Make your application form stand out
Remember, first impressions count. The application form is a big opportunity to sell yourself. Before you fill it in, gather all the things you'll need:
- Full and accurate details of your college courses and exam results.
- Secondary education exam results.
- Details of any work experience or jobs you've had.
- Your preferences for where you'd like to work.
Then, while you're completing the form, remember to:
- Read and follow instructions carefully.
- Proof read everything you write.
- Check your grammar and spelling.
- Be concise – you can elaborate at interview.
- Avoid repeating statements you've read in our brochures and website.
- Be honest about your achievements – we’ll check them later on in the process
Get the interview basics right
- Know exactly where the interview is.
- Dress professionally.
- Be punctual – plan to arrive at least 15 minutes before your appointment time. But don’t be too early either.
- When you first meet your interviewer, shake hands and introduce yourself.
- Sit up straight, relax and breathe normally.
- Be aware of your body language – make eye contact and smile.
- If you don’t understand a question, ask your interviewer to repeat it or clarify it.
- Think about what you’ll be able to add to the position, the team and the firm.
- Take time to think about what you’re going to say before you answer a question.
- Be honest and concise.
- Act naturally and be yourself.
- When invited to, ask your own questions.
Do essential research
In the simplest terms, we want to find out:
- Why you want to join PwC.
- What you understand about the work we do.
- What you think about the opportunity you've chosen.
- How knowledgeable you are about the professional qualification you want to do.
- Our careers and corporate website.
- The financial media (press, TV, internet).
- Relevant professional bodies (that offer the qualification(s) you want to do).
- Anyone you know who works for PwC (or a similar firm).
And don't leave it all to the night before your interview.

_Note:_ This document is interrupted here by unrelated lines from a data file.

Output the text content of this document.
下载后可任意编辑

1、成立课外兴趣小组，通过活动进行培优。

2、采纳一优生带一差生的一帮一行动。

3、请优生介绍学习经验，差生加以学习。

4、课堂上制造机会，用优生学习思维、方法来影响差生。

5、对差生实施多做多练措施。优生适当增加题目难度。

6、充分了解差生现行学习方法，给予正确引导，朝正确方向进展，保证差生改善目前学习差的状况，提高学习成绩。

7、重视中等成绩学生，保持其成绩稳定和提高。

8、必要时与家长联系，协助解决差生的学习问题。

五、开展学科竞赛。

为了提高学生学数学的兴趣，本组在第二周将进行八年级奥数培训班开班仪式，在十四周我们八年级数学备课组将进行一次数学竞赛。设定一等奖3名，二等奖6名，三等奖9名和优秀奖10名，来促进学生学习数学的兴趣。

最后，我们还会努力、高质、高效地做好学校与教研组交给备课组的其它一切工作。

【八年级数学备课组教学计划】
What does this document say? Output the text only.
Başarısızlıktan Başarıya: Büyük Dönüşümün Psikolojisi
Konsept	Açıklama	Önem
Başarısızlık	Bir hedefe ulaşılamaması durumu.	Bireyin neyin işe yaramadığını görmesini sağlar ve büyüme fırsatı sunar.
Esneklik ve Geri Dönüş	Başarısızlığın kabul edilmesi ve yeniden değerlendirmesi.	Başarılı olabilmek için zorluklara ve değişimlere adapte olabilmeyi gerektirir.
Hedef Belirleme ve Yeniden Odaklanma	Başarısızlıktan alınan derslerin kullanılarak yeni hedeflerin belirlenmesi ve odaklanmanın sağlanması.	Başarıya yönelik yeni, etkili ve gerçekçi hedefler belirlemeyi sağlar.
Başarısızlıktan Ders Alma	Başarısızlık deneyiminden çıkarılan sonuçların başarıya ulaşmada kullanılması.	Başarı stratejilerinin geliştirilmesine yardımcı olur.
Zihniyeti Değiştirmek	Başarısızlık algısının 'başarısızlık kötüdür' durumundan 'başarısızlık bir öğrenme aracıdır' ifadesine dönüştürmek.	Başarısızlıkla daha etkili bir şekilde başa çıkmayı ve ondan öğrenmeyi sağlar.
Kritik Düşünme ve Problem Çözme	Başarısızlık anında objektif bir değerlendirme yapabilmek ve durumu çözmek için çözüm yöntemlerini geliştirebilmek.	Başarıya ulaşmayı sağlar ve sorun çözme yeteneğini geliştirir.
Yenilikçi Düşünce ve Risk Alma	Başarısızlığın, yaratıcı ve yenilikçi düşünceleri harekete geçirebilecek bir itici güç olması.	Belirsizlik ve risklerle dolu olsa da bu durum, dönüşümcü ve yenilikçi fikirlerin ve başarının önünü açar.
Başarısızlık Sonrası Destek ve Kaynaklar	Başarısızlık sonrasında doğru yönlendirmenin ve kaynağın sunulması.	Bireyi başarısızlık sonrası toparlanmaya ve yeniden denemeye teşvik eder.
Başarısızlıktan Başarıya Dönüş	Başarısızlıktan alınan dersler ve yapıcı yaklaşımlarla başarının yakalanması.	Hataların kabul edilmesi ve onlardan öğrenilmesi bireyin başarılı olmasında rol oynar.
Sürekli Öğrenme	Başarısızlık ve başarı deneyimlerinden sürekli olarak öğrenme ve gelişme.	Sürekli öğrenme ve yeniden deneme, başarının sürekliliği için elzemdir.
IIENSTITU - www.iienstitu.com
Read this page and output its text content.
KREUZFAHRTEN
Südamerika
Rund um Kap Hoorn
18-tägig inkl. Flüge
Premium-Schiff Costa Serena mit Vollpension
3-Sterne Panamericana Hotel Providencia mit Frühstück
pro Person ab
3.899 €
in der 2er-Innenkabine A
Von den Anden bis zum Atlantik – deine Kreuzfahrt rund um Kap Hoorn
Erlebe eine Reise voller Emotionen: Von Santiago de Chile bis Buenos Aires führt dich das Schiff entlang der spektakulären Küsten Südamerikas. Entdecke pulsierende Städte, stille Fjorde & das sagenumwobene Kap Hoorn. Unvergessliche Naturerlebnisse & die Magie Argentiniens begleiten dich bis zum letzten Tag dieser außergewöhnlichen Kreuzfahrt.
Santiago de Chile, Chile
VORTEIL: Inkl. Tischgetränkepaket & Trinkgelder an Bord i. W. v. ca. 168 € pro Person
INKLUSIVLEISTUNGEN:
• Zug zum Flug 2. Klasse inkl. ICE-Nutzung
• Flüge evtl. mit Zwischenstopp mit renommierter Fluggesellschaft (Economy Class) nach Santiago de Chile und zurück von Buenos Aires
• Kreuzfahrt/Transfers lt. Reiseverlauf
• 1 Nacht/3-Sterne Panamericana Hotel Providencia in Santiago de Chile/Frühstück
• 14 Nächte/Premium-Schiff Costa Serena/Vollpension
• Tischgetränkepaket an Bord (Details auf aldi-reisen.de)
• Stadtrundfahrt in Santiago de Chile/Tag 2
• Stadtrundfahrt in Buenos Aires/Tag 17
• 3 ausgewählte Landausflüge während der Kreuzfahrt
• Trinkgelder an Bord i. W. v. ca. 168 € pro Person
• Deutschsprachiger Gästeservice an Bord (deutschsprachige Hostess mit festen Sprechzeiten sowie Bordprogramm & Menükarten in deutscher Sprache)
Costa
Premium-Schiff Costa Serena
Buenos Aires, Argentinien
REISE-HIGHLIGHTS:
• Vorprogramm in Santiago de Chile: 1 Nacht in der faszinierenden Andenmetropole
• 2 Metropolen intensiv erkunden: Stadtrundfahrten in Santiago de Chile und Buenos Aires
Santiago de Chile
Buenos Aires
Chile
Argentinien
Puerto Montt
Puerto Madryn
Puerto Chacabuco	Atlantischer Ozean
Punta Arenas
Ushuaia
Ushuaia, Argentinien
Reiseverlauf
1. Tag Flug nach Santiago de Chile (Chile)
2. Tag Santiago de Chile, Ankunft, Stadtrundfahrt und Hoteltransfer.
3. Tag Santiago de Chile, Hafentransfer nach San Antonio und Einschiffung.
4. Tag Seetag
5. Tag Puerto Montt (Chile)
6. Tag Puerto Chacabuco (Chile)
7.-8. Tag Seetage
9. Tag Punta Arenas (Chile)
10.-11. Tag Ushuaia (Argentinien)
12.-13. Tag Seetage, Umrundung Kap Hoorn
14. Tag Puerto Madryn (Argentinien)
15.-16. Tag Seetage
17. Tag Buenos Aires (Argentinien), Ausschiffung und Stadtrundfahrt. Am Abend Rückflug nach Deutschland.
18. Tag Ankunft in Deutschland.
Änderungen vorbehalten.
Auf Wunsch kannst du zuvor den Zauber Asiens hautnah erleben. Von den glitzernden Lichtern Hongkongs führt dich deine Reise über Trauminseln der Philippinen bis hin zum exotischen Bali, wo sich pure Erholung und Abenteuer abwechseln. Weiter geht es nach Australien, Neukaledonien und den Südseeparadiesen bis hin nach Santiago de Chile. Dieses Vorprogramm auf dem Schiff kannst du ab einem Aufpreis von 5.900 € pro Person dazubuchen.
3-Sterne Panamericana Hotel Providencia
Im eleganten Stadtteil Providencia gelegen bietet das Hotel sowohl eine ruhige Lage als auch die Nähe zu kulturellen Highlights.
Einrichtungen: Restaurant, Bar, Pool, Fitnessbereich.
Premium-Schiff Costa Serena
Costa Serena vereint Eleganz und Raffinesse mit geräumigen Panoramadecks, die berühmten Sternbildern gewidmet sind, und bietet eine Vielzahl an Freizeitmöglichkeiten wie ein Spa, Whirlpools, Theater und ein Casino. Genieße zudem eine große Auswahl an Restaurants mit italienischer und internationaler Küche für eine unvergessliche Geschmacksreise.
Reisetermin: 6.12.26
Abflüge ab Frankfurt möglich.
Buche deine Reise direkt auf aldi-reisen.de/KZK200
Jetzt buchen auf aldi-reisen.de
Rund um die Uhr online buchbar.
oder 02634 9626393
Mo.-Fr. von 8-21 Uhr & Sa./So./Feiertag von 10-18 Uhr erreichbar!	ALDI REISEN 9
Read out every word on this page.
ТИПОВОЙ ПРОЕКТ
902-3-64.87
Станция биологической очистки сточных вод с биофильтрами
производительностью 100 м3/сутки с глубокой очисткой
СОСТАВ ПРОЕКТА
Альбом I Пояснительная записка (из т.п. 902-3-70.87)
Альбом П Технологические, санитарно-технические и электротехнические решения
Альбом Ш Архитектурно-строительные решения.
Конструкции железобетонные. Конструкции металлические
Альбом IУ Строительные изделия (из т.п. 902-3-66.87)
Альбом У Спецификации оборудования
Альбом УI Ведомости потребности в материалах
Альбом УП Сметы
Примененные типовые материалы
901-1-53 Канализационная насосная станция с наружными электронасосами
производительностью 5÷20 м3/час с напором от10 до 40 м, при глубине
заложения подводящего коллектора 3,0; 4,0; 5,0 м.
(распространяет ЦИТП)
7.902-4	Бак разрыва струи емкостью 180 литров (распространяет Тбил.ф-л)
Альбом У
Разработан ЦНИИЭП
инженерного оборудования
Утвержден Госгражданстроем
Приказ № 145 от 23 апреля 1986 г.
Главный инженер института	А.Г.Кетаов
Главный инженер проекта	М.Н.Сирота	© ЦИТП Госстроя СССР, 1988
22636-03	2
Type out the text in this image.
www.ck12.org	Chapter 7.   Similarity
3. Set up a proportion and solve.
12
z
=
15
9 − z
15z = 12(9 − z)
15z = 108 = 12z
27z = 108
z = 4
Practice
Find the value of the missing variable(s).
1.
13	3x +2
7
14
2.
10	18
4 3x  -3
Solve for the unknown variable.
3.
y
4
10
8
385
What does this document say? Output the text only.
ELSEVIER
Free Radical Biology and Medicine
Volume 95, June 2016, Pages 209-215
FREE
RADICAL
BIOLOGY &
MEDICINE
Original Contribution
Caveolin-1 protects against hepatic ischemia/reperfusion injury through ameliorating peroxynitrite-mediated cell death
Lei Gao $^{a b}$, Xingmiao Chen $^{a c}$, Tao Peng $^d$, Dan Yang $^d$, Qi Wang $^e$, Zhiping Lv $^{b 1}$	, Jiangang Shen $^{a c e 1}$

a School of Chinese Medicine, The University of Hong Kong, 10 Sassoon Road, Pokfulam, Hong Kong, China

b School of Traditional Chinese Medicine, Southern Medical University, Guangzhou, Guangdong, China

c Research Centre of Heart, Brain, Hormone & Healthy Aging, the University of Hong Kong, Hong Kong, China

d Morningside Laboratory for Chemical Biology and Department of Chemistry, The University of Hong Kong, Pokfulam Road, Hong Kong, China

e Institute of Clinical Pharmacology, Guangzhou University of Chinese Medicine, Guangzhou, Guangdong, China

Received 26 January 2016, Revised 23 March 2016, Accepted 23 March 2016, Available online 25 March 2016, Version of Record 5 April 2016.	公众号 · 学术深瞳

Know how to answer competency-based questions
Use personal experiences to illustrate the skills that would help you handle the day-to-day situations that crop up at work. Think about situations where you had to solve a problem, show initiative, communicate well, collaborate in a team, make a decision, organise something, juggle priorities or manage your time. Then prepare answers that describe the situation and show your skills in handling it. Analyse the task you had to carry out, the actions you took and the results you achieved. It’s simple – think STAR (Situation – Task – Action – Result).
Make your business experiences count
Think about the business awareness you’ve developed thanks to, say, a part-time job, an internship or a Co-Op programme. Ask yourself things like:
- What kind of business is it?
- What’s their main product or service?
- Who are their main competitors and why?
- What makes the business successful (or not)?
- If you were in charge, what changes would you make?
- What business issues does that organisation face?
- What skills have you gained from your experiences?
- How will these help you in future jobs?
These are the kind of questions we might ask you at interview.
Develop your commercial awareness
Stay up to date with business issues by reading a quality newspaper or news website regularly. Show us you are really interested in business and our clients.
But remember – we’re not looking for people who can just recite information they’ve read in the Irish Times. We’re after those who can discuss a business issue that interests them sensibly and intelligently.